無敵艦隊が世界の頂点へ!スペイン代表が延長戦の激闘制し4大会ぶりV アルゼンチン撃破で公式戦38試合無敗の世界新記録
2026.7.20
【©️FIFA】
FIFAワールドカップ2026決勝が日本時間7月20日、ニューヨーク・ニュージャージー・スタジアムで行われ、FIFAランキング2位のスペイン代表が延長戦の末に同1位・アルゼンチン代表を1―0で破り、2010年南アフリカ大会以来となる4大会ぶり2度目の世界制覇を果たした。
さらにスペインは、この勝利で公式戦無敗記録を「38試合」に更新。世界新記録を樹立し、欧州王者として臨んだ大会を最高の形で締めくくった。決勝は、世界ランキング1位と2位が激突するまさに頂上決戦。前回王者のアルゼンチンは、イタリア、ブラジルに続く史上3カ国目となるワールドカップ連覇と通算4度目の優勝を狙い、一方のスペインは「無敵艦隊」の復活を印象づける2度目の戴冠を目指してピッチに立った。

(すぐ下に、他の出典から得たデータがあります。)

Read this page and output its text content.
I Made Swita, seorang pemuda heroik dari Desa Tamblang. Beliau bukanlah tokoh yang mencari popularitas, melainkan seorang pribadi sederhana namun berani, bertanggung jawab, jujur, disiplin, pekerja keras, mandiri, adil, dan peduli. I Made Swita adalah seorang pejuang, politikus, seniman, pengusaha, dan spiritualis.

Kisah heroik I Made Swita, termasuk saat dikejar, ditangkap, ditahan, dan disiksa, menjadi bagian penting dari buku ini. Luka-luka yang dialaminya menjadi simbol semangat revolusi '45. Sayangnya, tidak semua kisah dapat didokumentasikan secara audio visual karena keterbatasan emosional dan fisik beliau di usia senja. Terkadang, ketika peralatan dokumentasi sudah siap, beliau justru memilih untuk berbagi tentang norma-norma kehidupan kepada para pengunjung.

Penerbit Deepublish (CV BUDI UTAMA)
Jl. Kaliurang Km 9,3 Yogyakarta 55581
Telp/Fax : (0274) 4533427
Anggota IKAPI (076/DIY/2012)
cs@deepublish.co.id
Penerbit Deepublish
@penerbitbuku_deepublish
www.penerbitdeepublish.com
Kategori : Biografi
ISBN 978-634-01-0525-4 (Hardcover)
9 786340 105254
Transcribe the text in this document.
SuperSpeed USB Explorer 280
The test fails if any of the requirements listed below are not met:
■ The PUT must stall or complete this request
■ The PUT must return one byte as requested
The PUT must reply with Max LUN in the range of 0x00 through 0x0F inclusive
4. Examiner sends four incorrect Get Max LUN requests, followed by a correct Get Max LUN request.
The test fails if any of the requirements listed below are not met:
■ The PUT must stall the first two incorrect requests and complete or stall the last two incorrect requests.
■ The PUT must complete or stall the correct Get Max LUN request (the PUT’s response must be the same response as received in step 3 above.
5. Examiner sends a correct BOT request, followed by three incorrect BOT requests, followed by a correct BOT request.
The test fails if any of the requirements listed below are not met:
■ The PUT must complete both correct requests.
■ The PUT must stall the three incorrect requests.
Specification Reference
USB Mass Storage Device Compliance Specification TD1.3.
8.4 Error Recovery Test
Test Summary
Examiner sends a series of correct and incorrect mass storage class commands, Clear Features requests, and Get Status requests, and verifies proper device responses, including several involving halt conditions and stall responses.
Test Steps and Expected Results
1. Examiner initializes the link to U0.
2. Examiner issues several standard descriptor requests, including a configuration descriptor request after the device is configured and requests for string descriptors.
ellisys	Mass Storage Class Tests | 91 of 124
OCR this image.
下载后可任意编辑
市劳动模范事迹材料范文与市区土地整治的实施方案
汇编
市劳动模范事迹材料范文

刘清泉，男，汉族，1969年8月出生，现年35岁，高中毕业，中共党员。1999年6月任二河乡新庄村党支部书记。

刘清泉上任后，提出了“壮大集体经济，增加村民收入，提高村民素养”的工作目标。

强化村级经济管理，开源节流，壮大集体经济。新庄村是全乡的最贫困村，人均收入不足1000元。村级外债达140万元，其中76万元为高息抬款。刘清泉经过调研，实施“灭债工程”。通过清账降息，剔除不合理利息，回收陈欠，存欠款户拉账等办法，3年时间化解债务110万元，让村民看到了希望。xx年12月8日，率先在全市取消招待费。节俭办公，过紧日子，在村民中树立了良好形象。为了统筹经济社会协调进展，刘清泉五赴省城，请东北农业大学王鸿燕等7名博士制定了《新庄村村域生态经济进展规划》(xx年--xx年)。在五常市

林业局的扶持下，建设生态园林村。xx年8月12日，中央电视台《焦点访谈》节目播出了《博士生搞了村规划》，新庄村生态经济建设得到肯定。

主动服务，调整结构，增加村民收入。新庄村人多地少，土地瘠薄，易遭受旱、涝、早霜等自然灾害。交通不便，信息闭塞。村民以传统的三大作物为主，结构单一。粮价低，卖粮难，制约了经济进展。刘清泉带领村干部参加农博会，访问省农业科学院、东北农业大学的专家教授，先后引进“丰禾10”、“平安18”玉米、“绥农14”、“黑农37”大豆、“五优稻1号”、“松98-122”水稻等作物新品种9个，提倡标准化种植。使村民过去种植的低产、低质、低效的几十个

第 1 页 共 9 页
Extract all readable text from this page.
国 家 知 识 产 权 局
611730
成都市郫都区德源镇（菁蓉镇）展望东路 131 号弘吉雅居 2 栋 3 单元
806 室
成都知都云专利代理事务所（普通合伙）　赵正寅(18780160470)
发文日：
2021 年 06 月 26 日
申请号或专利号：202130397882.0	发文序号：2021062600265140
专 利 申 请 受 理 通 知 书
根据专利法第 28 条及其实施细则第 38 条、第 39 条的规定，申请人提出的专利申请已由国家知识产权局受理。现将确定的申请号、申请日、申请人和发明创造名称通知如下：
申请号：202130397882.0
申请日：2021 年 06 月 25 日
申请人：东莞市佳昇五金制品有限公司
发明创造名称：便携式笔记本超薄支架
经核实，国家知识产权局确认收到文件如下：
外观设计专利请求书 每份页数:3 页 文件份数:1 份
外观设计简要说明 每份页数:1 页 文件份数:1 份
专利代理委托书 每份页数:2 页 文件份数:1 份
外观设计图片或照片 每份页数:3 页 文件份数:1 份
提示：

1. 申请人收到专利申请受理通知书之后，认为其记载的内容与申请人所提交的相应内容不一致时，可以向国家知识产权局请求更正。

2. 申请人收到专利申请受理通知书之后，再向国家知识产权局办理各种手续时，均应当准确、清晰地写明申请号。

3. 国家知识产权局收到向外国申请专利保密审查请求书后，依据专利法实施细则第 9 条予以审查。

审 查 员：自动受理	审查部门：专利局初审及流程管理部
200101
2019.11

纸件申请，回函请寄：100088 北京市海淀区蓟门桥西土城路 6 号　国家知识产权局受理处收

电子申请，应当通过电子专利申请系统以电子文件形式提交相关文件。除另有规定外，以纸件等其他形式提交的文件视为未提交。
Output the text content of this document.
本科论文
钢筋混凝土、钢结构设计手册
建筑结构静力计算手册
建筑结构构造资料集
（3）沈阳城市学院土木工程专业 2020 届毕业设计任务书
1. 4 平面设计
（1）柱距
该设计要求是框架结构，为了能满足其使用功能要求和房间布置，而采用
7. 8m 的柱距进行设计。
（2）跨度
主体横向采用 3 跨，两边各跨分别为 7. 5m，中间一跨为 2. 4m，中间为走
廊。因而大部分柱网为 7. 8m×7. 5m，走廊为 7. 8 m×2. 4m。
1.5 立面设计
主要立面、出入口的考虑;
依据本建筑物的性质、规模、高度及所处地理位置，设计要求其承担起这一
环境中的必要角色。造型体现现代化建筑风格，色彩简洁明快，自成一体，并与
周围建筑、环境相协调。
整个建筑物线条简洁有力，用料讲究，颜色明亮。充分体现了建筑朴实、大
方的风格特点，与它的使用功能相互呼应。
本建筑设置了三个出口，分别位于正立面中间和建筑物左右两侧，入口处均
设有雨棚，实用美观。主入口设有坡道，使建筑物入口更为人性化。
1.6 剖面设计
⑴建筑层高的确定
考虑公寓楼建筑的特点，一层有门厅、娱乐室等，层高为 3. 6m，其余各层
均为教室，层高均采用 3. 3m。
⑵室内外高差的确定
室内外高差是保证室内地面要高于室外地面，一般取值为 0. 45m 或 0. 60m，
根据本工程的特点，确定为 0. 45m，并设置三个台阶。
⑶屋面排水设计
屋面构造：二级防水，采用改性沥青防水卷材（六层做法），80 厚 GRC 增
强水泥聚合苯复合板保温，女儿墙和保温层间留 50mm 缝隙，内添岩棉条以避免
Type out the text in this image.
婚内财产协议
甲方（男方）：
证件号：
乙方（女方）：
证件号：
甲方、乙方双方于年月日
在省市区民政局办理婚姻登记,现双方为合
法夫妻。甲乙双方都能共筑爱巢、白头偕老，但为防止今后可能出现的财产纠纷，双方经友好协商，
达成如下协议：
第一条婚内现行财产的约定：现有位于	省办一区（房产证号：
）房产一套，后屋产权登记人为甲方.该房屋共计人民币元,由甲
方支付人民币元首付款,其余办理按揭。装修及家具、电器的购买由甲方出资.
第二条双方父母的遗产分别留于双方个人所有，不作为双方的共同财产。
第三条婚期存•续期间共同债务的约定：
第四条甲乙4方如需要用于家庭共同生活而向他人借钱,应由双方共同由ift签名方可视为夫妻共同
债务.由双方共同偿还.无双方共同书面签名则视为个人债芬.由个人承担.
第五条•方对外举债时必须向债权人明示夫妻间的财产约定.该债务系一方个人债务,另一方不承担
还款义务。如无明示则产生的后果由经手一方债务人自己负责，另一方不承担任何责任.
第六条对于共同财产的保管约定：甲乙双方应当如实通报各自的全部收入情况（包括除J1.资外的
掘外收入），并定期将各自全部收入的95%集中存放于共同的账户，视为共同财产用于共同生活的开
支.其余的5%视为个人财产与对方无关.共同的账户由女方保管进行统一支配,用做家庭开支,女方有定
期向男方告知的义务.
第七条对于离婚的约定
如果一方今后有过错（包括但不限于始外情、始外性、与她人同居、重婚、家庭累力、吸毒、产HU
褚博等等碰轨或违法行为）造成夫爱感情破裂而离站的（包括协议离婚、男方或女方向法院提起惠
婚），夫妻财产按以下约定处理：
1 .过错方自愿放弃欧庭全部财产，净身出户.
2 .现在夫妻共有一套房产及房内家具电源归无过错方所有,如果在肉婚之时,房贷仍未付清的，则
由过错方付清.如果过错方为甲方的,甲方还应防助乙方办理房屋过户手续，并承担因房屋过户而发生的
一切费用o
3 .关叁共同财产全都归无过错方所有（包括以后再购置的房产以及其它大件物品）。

試合は序盤からスペインが持ち味のポゼッションサッカーで主導権を掌握。
中盤で細かくボールをつなぎながらアルゼンチン陣内へ押し込み続けた。対するアルゼンチンは球際で激しく競り合いながらカウンターを狙ったものの、スペインの完成度の高い守備網を崩すことができず、攻撃の形を作れない時間が続いた。前半終了間際には守備の要であるリサンドロ・マルティネスが負傷交代するアクシデントも発生。アルゼンチンにとって苦しい展開のまま試合は後半へと折り返した。後半は両チームともテンポを上げ、交代カードを切りながらゴールを目指す展開に。
しかし時間の経過とともに再びスペインが主導権を奪い返し、アルゼンチンを自陣へ押し込んでいく。アディショナルタイムにはアルゼンチンのエンソ・フェルナンデスが、この日2枚目のイエローカードを受け退場。
決勝での退場者は大会史上6人目という記録となり、アルゼンチンは数的不利で延長戦を戦うこととなった。90分間のスタッツはスペインがシュート14本(枠内9本)を放ち、アルゼンチンは枠内シュート0本。数字の上でもスペインが試合を支配していたことを物語っていた。延長前半にはニコ・ウィリアムズが一度はゴールネットを揺らしたものの、その直前のプレーでファウルがあったとして得点は認められず。それでも攻勢を緩めなかったスペインが、ついに均衡を破る。
延長後半開始直後の106分、ニコ・ウィリアムズのヘディングでの落としを受けたフェラン・トーレスが迷いなく右足を振り抜き、豪快なボレーシュートをゴールへ突き刺した。この一撃が決勝点となり、今大会初ゴールを最高の舞台で決めたフェラン・トーレスがスペインを世界一へ導いた。その後もフェラン・トーレスは追加点かと思われるゴールを決めたが、オフサイド判定で取り消し。それでも最後まで集中力を切らさなかったスペインはアルゼンチンの反撃を完封し、1―0でタイムアップを迎えた。
欧州王者として迎えた大会で圧倒的な安定感を示したスペインは、16年ぶりとなるワールドカップ優勝を成し遂げるとともに、公式戦38試合無敗という世界新記録も達成。華麗なパスワークと堅守を武器に「無敵艦隊」の名にふさわしい戦いぶりで、サッカー界の新たな歴史にその名を刻んだ。